Have you seen some blogs and websites that are really formal in their writing? And others that sound like they’re talking to a five-year-old? How can you find the right tone for your blog?
The key to better blog writing is to connect with your audience without sounding like an amateur. When you write your blog posts, you want to strike a balance between copy that is conversational, but not too casual or breezy.
Here’s a tip: Picture your reader. Maybe it’s someone you know, such as your best friend or a family member. Maybe it’s a composite of your ideal reader, the kind of person you’d like to reach.
Ask yourself these questions: Is your reader a total idiot, or do they know nothing about your niche? Does your reader know a lot about your niche?
Your readers are probably somewhere between those two extremes. They are likely interested enough in your niche to know something about it, but they don’t know everything, which is why they read your blog. Readers won’t appreciate being talked to like they are children, but they also won’t understand a lot of jargon and technical terms. The only exception is if you are trying to reach a very “insider” industry or technical audience.

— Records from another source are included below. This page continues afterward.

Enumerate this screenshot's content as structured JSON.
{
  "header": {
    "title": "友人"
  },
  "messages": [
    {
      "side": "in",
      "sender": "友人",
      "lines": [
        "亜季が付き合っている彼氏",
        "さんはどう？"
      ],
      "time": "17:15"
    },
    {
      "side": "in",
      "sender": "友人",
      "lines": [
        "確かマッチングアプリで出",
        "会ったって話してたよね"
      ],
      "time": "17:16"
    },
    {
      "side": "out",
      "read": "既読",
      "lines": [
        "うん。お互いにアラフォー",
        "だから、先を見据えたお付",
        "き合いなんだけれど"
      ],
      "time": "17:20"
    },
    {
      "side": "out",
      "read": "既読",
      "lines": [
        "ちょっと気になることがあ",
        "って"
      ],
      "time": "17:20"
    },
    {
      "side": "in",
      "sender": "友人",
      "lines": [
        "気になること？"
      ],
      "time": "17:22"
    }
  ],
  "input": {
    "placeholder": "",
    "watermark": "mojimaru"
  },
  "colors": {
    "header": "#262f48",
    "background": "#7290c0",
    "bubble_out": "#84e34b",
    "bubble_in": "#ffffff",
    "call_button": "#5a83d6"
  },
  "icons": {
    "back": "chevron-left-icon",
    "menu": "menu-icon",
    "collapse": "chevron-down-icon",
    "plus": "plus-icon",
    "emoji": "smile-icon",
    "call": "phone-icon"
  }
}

Now, write directly to your ideal reader. A couple of ways to make your writing more conversational is to use second person – you. Another way is to use contractions. We use contractions in normal conversation, so use them in your blog writing.

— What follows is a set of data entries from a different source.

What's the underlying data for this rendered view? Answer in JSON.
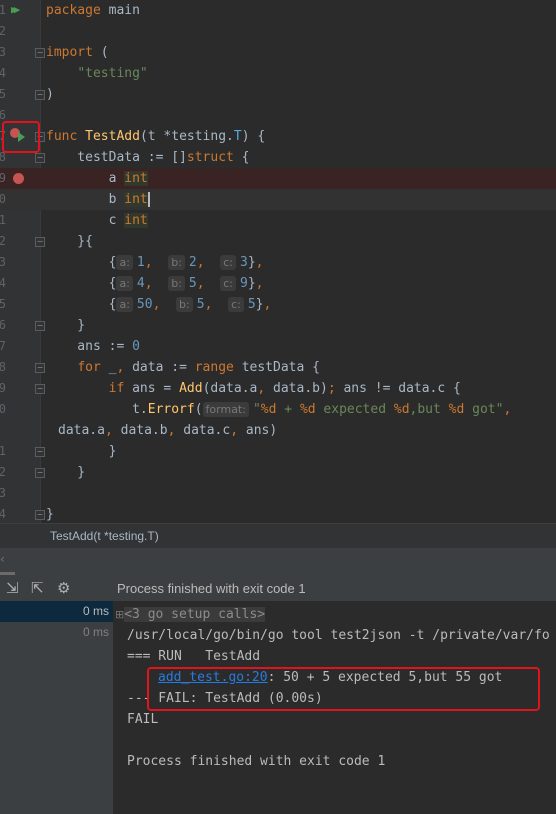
{
  "editor": {
    "lines": [
      {
        "num": "1",
        "tokens": [
          [
            "package ",
            "k"
          ],
          [
            "main",
            "t"
          ]
        ]
      },
      {
        "num": "2",
        "tokens": []
      },
      {
        "num": "3",
        "tokens": [
          [
            "import ",
            "k"
          ],
          [
            "(",
            "t"
          ]
        ]
      },
      {
        "num": "4",
        "tokens": [
          [
            "    ",
            "t"
          ],
          [
            "\"testing\"",
            "s"
          ]
        ]
      },
      {
        "num": "5",
        "tokens": [
          [
            ")",
            "t"
          ]
        ]
      },
      {
        "num": "6",
        "tokens": []
      },
      {
        "num": "7",
        "tokens": [
          [
            "func ",
            "k"
          ],
          [
            "TestAdd",
            "f"
          ],
          [
            "(t *testing.",
            "t"
          ],
          [
            "T",
            "tt"
          ],
          [
            ") {",
            "t"
          ]
        ]
      },
      {
        "num": "8",
        "tokens": [
          [
            "    testData := []",
            "t"
          ],
          [
            "struct",
            "k"
          ],
          [
            " {",
            "t"
          ]
        ]
      },
      {
        "num": "9",
        "tokens": [
          [
            "        a ",
            "t"
          ],
          [
            "int",
            "ty"
          ]
        ]
      },
      {
        "num": "0",
        "tokens": [
          [
            "        b ",
            "t"
          ],
          [
            "int",
            "ty"
          ]
        ]
      },
      {
        "num": "1",
        "tokens": [
          [
            "        c ",
            "t"
          ],
          [
            "int",
            "ty"
          ]
        ]
      },
      {
        "num": "2",
        "tokens": [
          [
            "    }{",
            "t"
          ]
        ]
      },
      {
        "num": "3",
        "tokens": [
          [
            "        {",
            "t"
          ],
          [
            "a:",
            "h"
          ],
          [
            "1",
            "n"
          ],
          [
            ",  ",
            "k"
          ],
          [
            "b:",
            "h"
          ],
          [
            "2",
            "n"
          ],
          [
            ",  ",
            "k"
          ],
          [
            "c:",
            "h"
          ],
          [
            "3",
            "n"
          ],
          [
            "}",
            "t"
          ],
          [
            ",",
            "k"
          ]
        ]
      },
      {
        "num": "4",
        "tokens": [
          [
            "        {",
            "t"
          ],
          [
            "a:",
            "h"
          ],
          [
            "4",
            "n"
          ],
          [
            ",  ",
            "k"
          ],
          [
            "b:",
            "h"
          ],
          [
            "5",
            "n"
          ],
          [
            ",  ",
            "k"
          ],
          [
            "c:",
            "h"
          ],
          [
            "9",
            "n"
          ],
          [
            "}",
            "t"
          ],
          [
            ",",
            "k"
          ]
        ]
      },
      {
        "num": "5",
        "tokens": [
          [
            "        {",
            "t"
          ],
          [
            "a:",
            "h"
          ],
          [
            "50",
            "n"
          ],
          [
            ",  ",
            "k"
          ],
          [
            "b:",
            "h"
          ],
          [
            "5",
            "n"
          ],
          [
            ",  ",
            "k"
          ],
          [
            "c:",
            "h"
          ],
          [
            "5",
            "n"
          ],
          [
            "}",
            "t"
          ],
          [
            ",",
            "k"
          ]
        ]
      },
      {
        "num": "6",
        "tokens": [
          [
            "    }",
            "t"
          ]
        ]
      },
      {
        "num": "7",
        "tokens": [
          [
            "    ans := ",
            "t"
          ],
          [
            "0",
            "n"
          ]
        ]
      },
      {
        "num": "8",
        "tokens": [
          [
            "    ",
            "t"
          ],
          [
            "for ",
            "k"
          ],
          [
            "_",
            "t"
          ],
          [
            ", ",
            "k"
          ],
          [
            "data := ",
            "t"
          ],
          [
            "range ",
            "k"
          ],
          [
            "testData {",
            "t"
          ]
        ]
      },
      {
        "num": "9",
        "tokens": [
          [
            "        ",
            "t"
          ],
          [
            "if ",
            "k"
          ],
          [
            "ans = ",
            "t"
          ],
          [
            "Add",
            "f"
          ],
          [
            "(data.a",
            "t"
          ],
          [
            ", ",
            "k"
          ],
          [
            "data.b)",
            "t"
          ],
          [
            "; ",
            "k"
          ],
          [
            "ans != data.c {",
            "t"
          ]
        ]
      },
      {
        "num": "0",
        "tokens": [
          [
            "           t.",
            "t"
          ],
          [
            "Errorf",
            "f"
          ],
          [
            "(",
            "t"
          ],
          [
            "format:",
            "h"
          ],
          [
            "\"",
            "s"
          ],
          [
            "%d",
            "k"
          ],
          [
            " + ",
            "s"
          ],
          [
            "%d",
            "k"
          ],
          [
            " expected ",
            "s"
          ],
          [
            "%d",
            "k"
          ],
          [
            ",but ",
            "s"
          ],
          [
            "%d",
            "k"
          ],
          [
            " got\"",
            "s"
          ],
          [
            ",",
            "k"
          ]
        ]
      },
      {
        "num": "",
        "wrap": true,
        "tokens": [
          [
            "data.a",
            "t"
          ],
          [
            ", ",
            "k"
          ],
          [
            "data.b",
            "t"
          ],
          [
            ", ",
            "k"
          ],
          [
            "data.c",
            "t"
          ],
          [
            ", ",
            "k"
          ],
          [
            "ans)",
            "t"
          ]
        ]
      },
      {
        "num": "1",
        "tokens": [
          [
            "        }",
            "t"
          ]
        ]
      },
      {
        "num": "2",
        "tokens": [
          [
            "    }",
            "t"
          ]
        ]
      },
      {
        "num": "3",
        "tokens": []
      },
      {
        "num": "4",
        "tokens": [
          [
            "}",
            "t"
          ]
        ]
      }
    ]
  },
  "breadcrumb": "TestAdd(t *testing.T)",
  "toolbar": {
    "status": "Process finished with exit code 1"
  },
  "tree": [
    {
      "label": "0 ms",
      "selected": true
    },
    {
      "label": "0 ms",
      "selected": false
    }
  ],
  "console": {
    "collapsed": "<3 go setup calls>",
    "cmd": "/usr/local/go/bin/go tool test2json -t /private/var/fo",
    "run": "=== RUN   TestAdd",
    "link": "add_test.go:20",
    "error": ": 50 + 5 expected 5,but 55 got",
    "fail_line": "--- FAIL: TestAdd (0.00s)",
    "fail": "FAIL",
    "exit": "Process finished with exit code 1"
  },
  "colors": {
    "keyword": "#cc7832",
    "string": "#6a8759",
    "number": "#6897bb",
    "function": "#ffc66d",
    "highlight_box": "#e0141a",
    "breakpoint": "#c75450"
  }
}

You were probably taught in English and writing classes not to use you or contractions because they’re too informal. But formal, academic writing has no place on a blog.
When one writes a blog post, one must keep one’s reader in mind. The reader will not understand if the writer does not match the tone of the post to the reader’s level of understanding.
See what I mean?
I’ve been in academia, and I’ve written in that tone before. The neutral “one” and writing out all contractions has a place in academic writing, but it really sounds stiff on a blog. If I wrote all of my posts that way, you would probably never come back. And I want you to come back.
To keep your readers coming back, you have to respect their intelligence, but keep in mind that they’re there to learn something from you. If you can strike this balance, you’ll have content that is neither too informal, nor too high-brow, to reach your audience.
Readers, how do you find the right tone for your blog posts? Got any other tips to share? Let us know in the comments.